At first, "Outside Mullingar," now playing on Broadway, is everything you’d expect from a classic Irish comedy. It starts in a farmhouse kitchen just after the death of a neighbor, which gets the farmer thinking about the inheritance of his own land and sparks a big fight, most of it in the rain. A rift between farmer and son means emotions are keen, but outbursts aren't tolerated. Cue the line "A man with feelings should be put down." So it all comes out in razored sarcasm -- the meaner, the funnier -- or straight into a cup of tea, the source of all wisdom and solace.
That's the softer side of Shanley. If you were looking for the slick style of his "Women of Manhattan" or the pious voice of guilt in "Doubt," which won both the Tony Award and the Pulitzer Prize, you won't find it here. This charming play reveals itself to be, despite all his resisting, a love story between Shanley and his once-distant kin.
The rom-com pace of things makes this no easy task, even for director Doug Hughes and the skilled Irish actors onstage. Take the wily old farmer, Tony Reilly (Peter Maloney), and his just-widowed neighbor, Aoife Muldoon (Dearbhla Molloy). In the first scene alone, Reilly’s got to buy back his own driveway from her, since he can't sell the farm without it; disinherit his son from the land, despite Aoife's objections; and set up the play's central conflict: His son, Anthony (Brian O’Byrne), will not marry her daughter, Rosemary (Debra Messing of "Will & Grace" fame, making her Broadway debut), despite her undying love for him.
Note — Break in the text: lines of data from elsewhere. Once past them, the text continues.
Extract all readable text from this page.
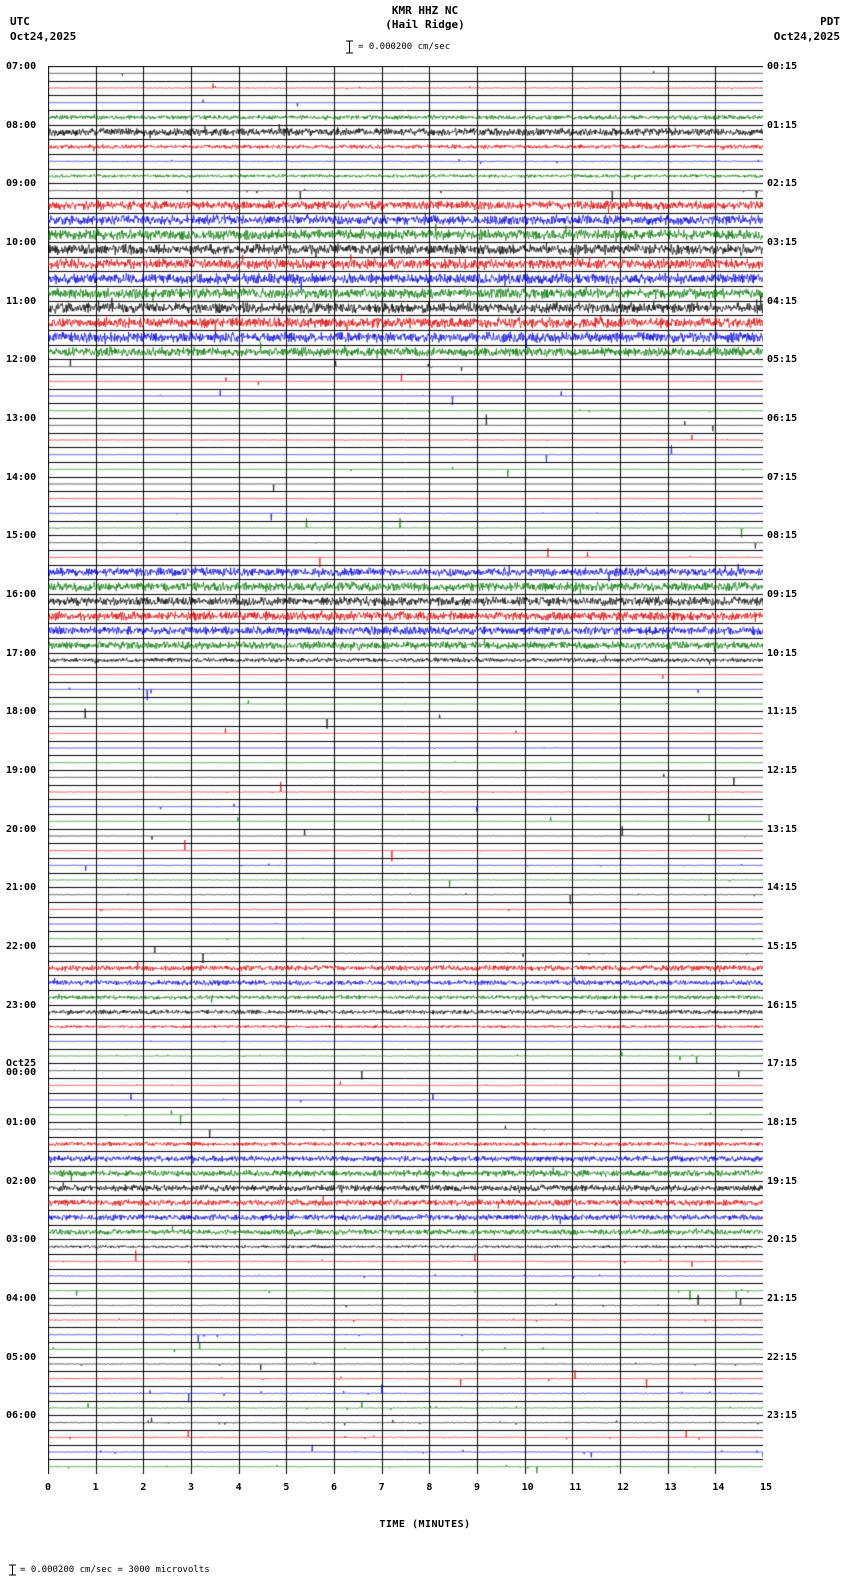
KMR HHZ NC
(Hail Ridge)
UTC
Oct24,2025
PDT
Oct24,2025
= 0.000200 cm/sec
TIME (MINUTES)
= 0.000200 cm/sec = 3000 microvolts
07:00
08:00
09:00
10:00
11:00
12:00
13:00
14:00
15:00
16:00
17:00
18:00
19:00
20:00
21:00
22:00
23:00
Oct25
00:00
01:00
02:00
03:00
04:00
05:00
06:00
00:15
01:15
02:15
03:15
04:15
05:15
06:15
07:15
08:15
09:15
10:15
11:15
12:15
13:15
14:15
15:15
16:15
17:15
18:15
19:15
20:15
21:15
22:15
23:15
0	1	2	3	4	5	6	7	8	9	10	11	12	13	14	15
The pair handle several quick-turn transitions with ease. Their deadpan expressions and seeming nonchalance, as they tug at their clothes and eat prop food, are terrific. During their repartee, the full-house audience laughs hard enough to drown out that next line you were dying to hear. When Tony bemoans getting old, Aoife says, "I know. It happened to me," to which Tony replies, "When the husband goes, the wife follows, it’s true. You’ll be dead in a year." Did anyone hear that? If you didn’t, that’s the sort of problem a playwright can learn to live with.
The trouble is, we already know they aren't long for this world, and when Aoife says of Rosemary, "If she'd been in the Olympics boxing, sure Ireland would have taken the gold," it's safe to assume Rosemary will get her man in the end. No spoiler alert here. Can't we have more angst and longing for a $146 orchestra seat?
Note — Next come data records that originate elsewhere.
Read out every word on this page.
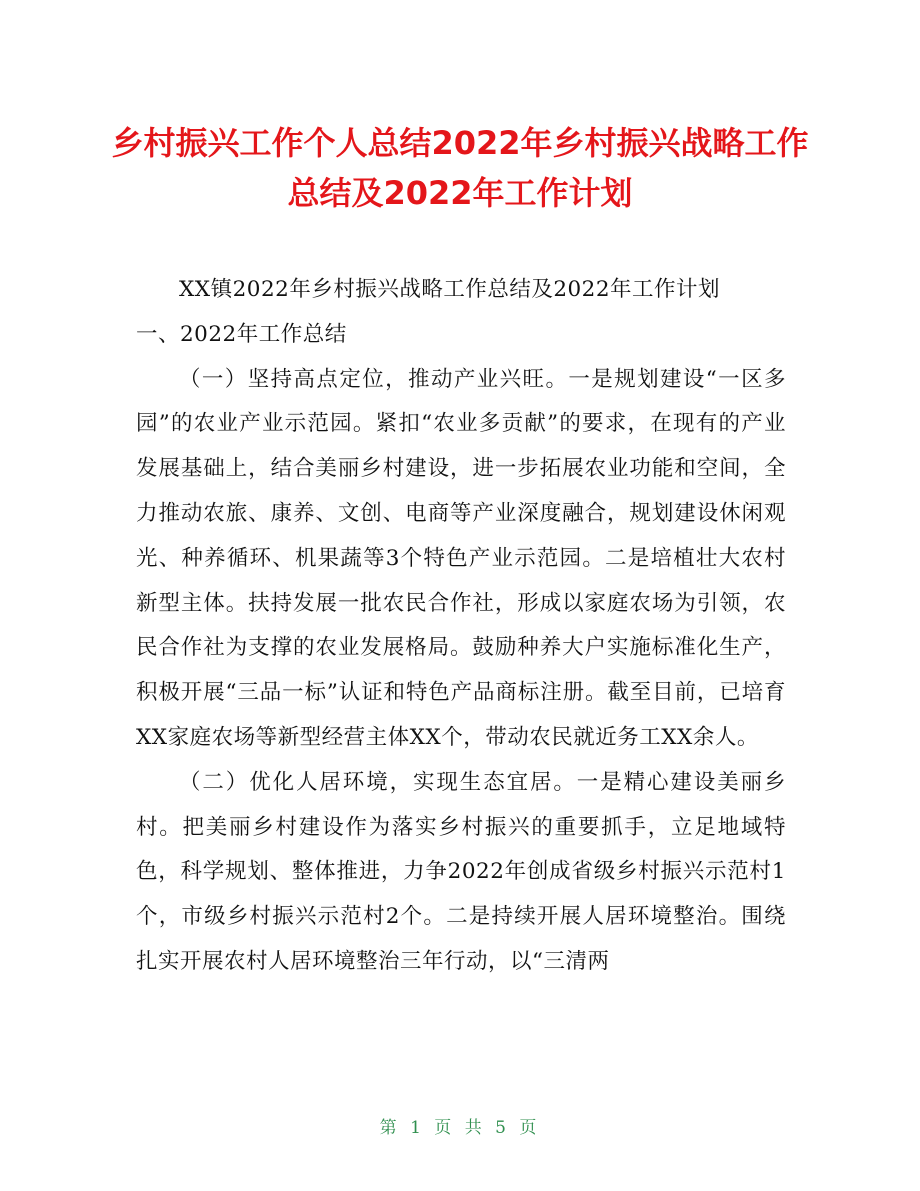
乡村振兴工作个人总结2022年乡村振兴战略工作总结及2022年工作计划

XX镇2022年乡村振兴战略工作总结及2022年工作计划

一、2022年工作总结

（一）坚持高点定位，推动产业兴旺。一是规划建设“一区多园”的农业产业示范园。紧扣“农业多贡献”的要求，在现有的产业发展基础上，结合美丽乡村建设，进一步拓展农业功能和空间，全力推动农旅、康养、文创、电商等产业深度融合，规划建设休闲观光、种养循环、机果蔬等3个特色产业示范园。二是培植壮大农村新型主体。扶持发展一批农民合作社，形成以家庭农场为引领，农民合作社为支撑的农业发展格局。鼓励种养大户实施标准化生产，积极开展“三品一标”认证和特色产品商标注册。截至目前，已培育XX家庭农场等新型经营主体XX个，带动农民就近务工XX余人。

（二）优化人居环境，实现生态宜居。一是精心建设美丽乡村。把美丽乡村建设作为落实乡村振兴的重要抓手，立足地域特色，科学规划、整体推进，力争2022年创成省级乡村振兴示范村1个，市级乡村振兴示范村2个。二是持续开展人居环境整治。围绕扎实开展农村人居环境整治三年行动，以“三清两

第 1 页 共 5 页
Yet a little predictability never killed a rom-com, I reflect, still laughing. True, the plot’s resolutions are thrown at us like softballs at a Louisville slugger, but what's lacking in dramatic tension is made up for by a lyrical language that creates moments of revelation. In his final hours, as Tony seeks reconciliation with his son, he asks, "Am I proud of you too late?" The audience was silent except for some weeping from the vulnerable.
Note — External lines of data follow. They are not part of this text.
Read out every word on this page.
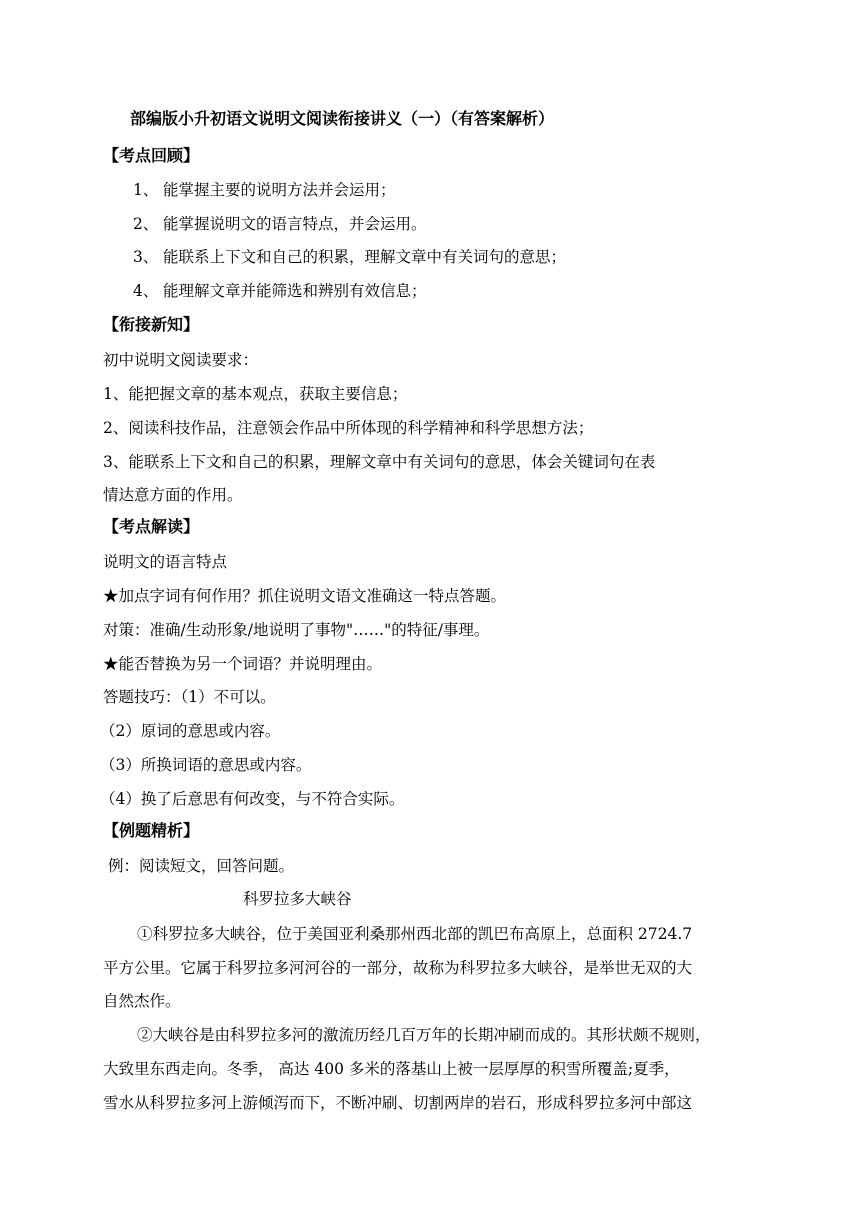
部编版小升初语文说明文阅读衔接讲义（一）（有答案解析）
【考点回顾】
1、 能掌握主要的说明方法并会运用；
2、 能掌握说明文的语言特点，并会运用。
3、 能联系上下文和自己的积累，理解文章中有关词句的意思；
4、 能理解文章并能筛选和辨别有效信息；
【衔接新知】
初中说明文阅读要求：
1、能把握文章的基本观点，获取主要信息；
2、阅读科技作品，注意领会作品中所体现的科学精神和科学思想方法；
3、能联系上下文和自己的积累，理解文章中有关词句的意思，体会关键词句在表
情达意方面的作用。
【考点解读】
说明文的语言特点
★加点字词有何作用？抓住说明文语文准确这一特点答题。
对策：准确/生动形象/地说明了事物"……"的特征/事理。
★能否替换为另一个词语？并说明理由。
答题技巧：（1）不可以。
（2）原词的意思或内容。
（3）所换词语的意思或内容。
（4）换了后意思有何改变，与不符合实际。
【例题精析】
例：阅读短文，回答问题。
科罗拉多大峡谷
①科罗拉多大峡谷，位于美国亚利桑那州西北部的凯巴布高原上，总面积 2724.7
平方公里。它属于科罗拉多河河谷的一部分，故称为科罗拉多大峡谷，是举世无双的大
自然杰作。
②大峡谷是由科罗拉多河的激流历经几百万年的长期冲刷而成的。其形状颇不规则，
大致里东西走向。冬季， 高达 400 多米的落基山上被一层厚厚的积雪所覆盖;夏季，
雪水从科罗拉多河上游倾泻而下，不断冲刷、切割两岸的岩石，形成科罗拉多河中部这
Anthony’s struggle against his own introversion, and his deepest fear, "the pain -- of love," are unnervingly palpable. As Rosemary pleads for him to open up to her, he says, "Maybe the quiet around a thing is as important as the thing itself." It's not a turning point, but in scene five of this seven-scene play, it marks the moment when Anthony and Rosemary start listening to each other. O'Byrne and Messing have spent much of the play anticipating their cues.
The comedy still bubbles up, but the closer we get to Anthony's (Shanley's) big cathartic moment, the more potent the play becomes. O’Byrne and Messing have begun to breathe, they become present, and when they do, they are brilliant together. Girl gets boy. We knew it would happen all along, but so what? We wanted it to.
Coincidentally, so did Shanley. At the age of 60, his own pent-up desire to connect with "his people" brought him to his ancestors’ farm and inspired the play. "I felt free, suddenly, free to be Irish," he writes. Rom-com or not, that is the big "event." It is living in this text, and we get to see the playwright discover and claim his identity.